The bestselling novelist Richard Foreman, who usually writes about ancient Rome and the medieval period, brings the man and legend of Dick Turpin to life in the first book of a new, notable series, Turpin’s Assassin.
The book opens with an exciting highway robbery. The reader is immediately captivated by Turpin.
To avoid capture, Turpin hides behind the façade of his alias ‘John Palmer.’ Turpin is torn by issues of identity and belonging. As accomplished an outlaw as he may be, he is far from a good husband. His wife, Elizabeth, remains dutiful and kind.
Foreman exacerbates the couple’s strained relationship through Turpin’s affair with a mistress, Marie Harley. A mesmerising actress, both beautiful and guileful, Marie is a character worthy of her own novel. She also provided a counterpoint to Elizabeth.

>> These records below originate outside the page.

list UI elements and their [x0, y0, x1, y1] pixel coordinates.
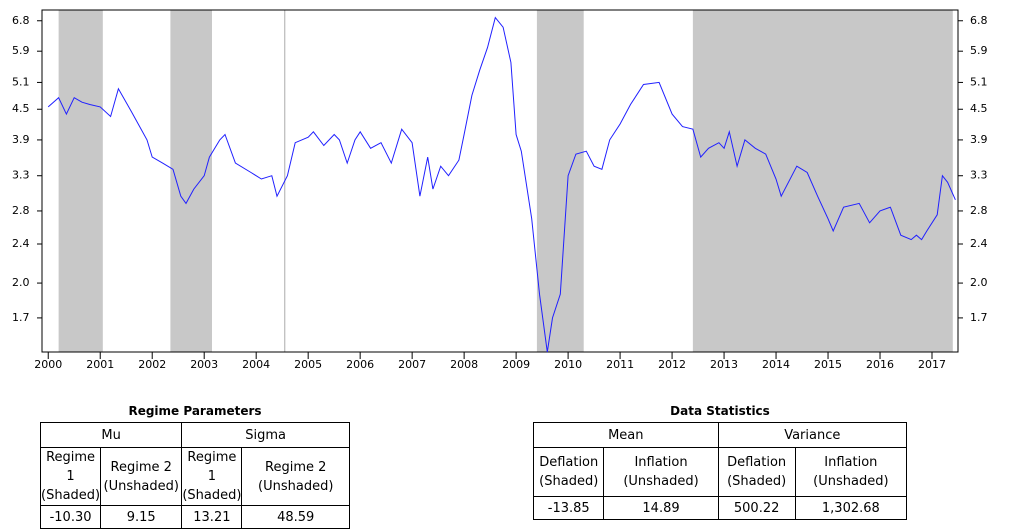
value-row: -10.30 9.15 13.21 48.59	[39, 505, 350, 529]
shaded-period	[58, 10, 103, 352]
subheader-line: (Unshaded)	[258, 478, 334, 494]
x-tick-label: 2013	[710, 358, 738, 371]
y-tick-label: 3.9	[12, 133, 30, 146]
y-tick-label: 5.9	[12, 44, 30, 57]
group-row: Mu Sigma	[39, 422, 350, 448]
subheader-line: (Unshaded)	[103, 478, 179, 494]
x-tick-label: 2002	[138, 358, 166, 371]
subheader-line: (Unshaded)	[623, 474, 699, 489]
table: Mu Sigma Regime 1 (Shaded) Regime 2 (Unshaded…	[39, 422, 350, 529]
subheader-line: (Shaded)	[539, 474, 599, 489]
table-title: Regime Parameters	[128, 404, 262, 418]
group-header: Mean	[533, 422, 719, 448]
y2-tick-label: 5.1	[970, 75, 988, 88]
subheader-line: (Unshaded)	[813, 474, 889, 489]
x-tick-label: 2009	[502, 358, 530, 371]
y-tick-label: 3.3	[12, 169, 30, 182]
subheader-line: Inflation	[634, 455, 688, 470]
x-tick-label: 2015	[814, 358, 842, 371]
table-value: 48.59	[241, 505, 350, 529]
y2-tick-label: 4.5	[970, 102, 988, 115]
regime-table: Regime Parameters Mu Sigma Regime 1 (Shaded)…	[39, 400, 350, 529]
subheader: Deflation (Shaded)	[717, 447, 796, 497]
x-tick-label: 2010	[554, 358, 582, 371]
x-tick-label: 2014	[762, 358, 790, 371]
table: Mean Variance Deflation (Shaded) Inflation (U…	[532, 422, 908, 520]
subheader: Inflation (Unshaded)	[603, 447, 719, 497]
table-value: 14.89	[603, 496, 719, 520]
subheader: Inflation (Unshaded)	[794, 447, 908, 497]
chart: 1.7 1.7 2.0 2.0 2.4 2.4 2.8 2.8 3.3 3.3 3.9 3.9 4.5 4…	[12, 9, 988, 371]
subheader-line: (Shaded)	[182, 488, 242, 503]
table-value: 1,302.68	[794, 496, 908, 520]
x-tick-label: 2017	[918, 358, 946, 371]
group-header: Sigma	[181, 422, 350, 448]
y-tick-label: 5.1	[12, 75, 30, 88]
x-tick-label: 2008	[450, 358, 478, 371]
y-tick-label: 4.5	[12, 102, 30, 115]
table-value: -13.85	[532, 496, 605, 520]
subheader-line: Regime 2	[265, 459, 327, 475]
shaded-period	[170, 10, 212, 352]
y2-tick-label: 3.9	[970, 133, 988, 146]
x-tick-label: 2005	[294, 358, 322, 371]
subheader-row: Regime 1 (Shaded) Regime 2 (Unshaded) Regime…	[39, 447, 350, 506]
y2-tick-label: 2.4	[970, 237, 988, 250]
group-row: Mean Variance	[533, 422, 908, 448]
table-value: 13.21	[181, 505, 243, 529]
y2-tick-label: 5.9	[970, 44, 988, 57]
group-header: Variance	[717, 422, 908, 448]
table-title: Data Statistics	[670, 404, 770, 418]
y-tick-label: 2.4	[12, 237, 30, 250]
subheader-line: Deflation	[727, 455, 787, 470]
line-series	[47, 16, 956, 353]
y2-tick-label: 2.0	[970, 276, 988, 289]
x-tick-label: 2007	[398, 358, 426, 371]
subheader: Regime 2 (Unshaded)	[100, 447, 183, 506]
x-tick-label: 2016	[866, 358, 894, 371]
y-tick-label: 6.8	[12, 14, 30, 27]
y2-tick-label: 6.8	[970, 14, 988, 27]
shaded-period	[692, 10, 953, 352]
x-tick-label: 2012	[658, 358, 686, 371]
subheader-row: Deflation (Shaded) Inflation (Unshaded) Defl…	[532, 447, 908, 497]
subheader-line: Regime 1	[187, 450, 237, 484]
plot-frame	[41, 9, 959, 353]
table-value: -10.30	[39, 505, 102, 529]
subheader: Regime 1 (Shaded)	[181, 447, 243, 506]
x-tick-label: 2001	[86, 358, 114, 371]
y2-tick-label: 2.8	[970, 204, 988, 217]
subheader-line: Inflation	[824, 455, 878, 470]
value-row: -13.85 14.89 500.22 1,302.68	[532, 496, 908, 520]
y-tick-label: 2.0	[12, 276, 30, 289]
x-tick-label: 2004	[242, 358, 270, 371]
table-value: 9.15	[100, 505, 183, 529]
x-tick-label: 2006	[346, 358, 374, 371]
y-tick-label: 1.7	[12, 311, 30, 324]
subheader-line: Regime 1	[46, 450, 96, 484]
subheader: Deflation (Shaded)	[532, 447, 605, 497]
subheader: Regime 2 (Unshaded)	[241, 447, 350, 506]
x-tick-label: 2011	[606, 358, 634, 371]
table-value: 500.22	[717, 496, 796, 520]
y2-tick-label: 3.3	[970, 169, 988, 182]
subheader-line: (Shaded)	[727, 474, 787, 489]
subheader-line: Regime 2	[110, 459, 172, 475]
x-tick-label: 2003	[190, 358, 218, 371]
subheader: Regime 1 (Shaded)	[39, 447, 102, 506]
y-tick-label: 2.8	[12, 204, 30, 217]
subheader-line: Deflation	[539, 455, 599, 470]
stats-table: Data Statistics Mean Variance Deflation (Sha…	[532, 400, 908, 520]
y2-tick-label: 1.7	[970, 311, 988, 324]
x-tick-label: 2000	[34, 358, 62, 371]
shaded-period	[536, 10, 584, 352]
subheader-line: (Shaded)	[41, 488, 101, 503]
group-header: Mu	[39, 422, 183, 448]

The story is concerned with intrigue and a sense of adventure, as well as the human story of Turpin. We are introduced to Pierre Vergier, a French assassin, who we can both compare and contract with the highwayman. Tension is built as the plot develops, and I must confess that I did not see a certain twist coming.
Foreman is particularly successful in creating a vivid, realistic setting in relation to eighteenth-century London. The author skilfully juxtaposes the affluence of London with its darker alleyways. The book isn’t shy about highlighting the criminality, poverty, alcoholism, prostitution, and venereal disease that plagued the capital during the period.
Turpin’s Assassin is a smart piece of historical fiction, interweaving crime, history and romance. The novel is also not short of a comical edge. The prose is peppered with witty one-liners and sarcastic dialogue. Foreman’s Turpin is a dark, brooding yet humane and gripping character – the hero, or anti-hero, of one of the paciest and most enjoyable novels you will read this year.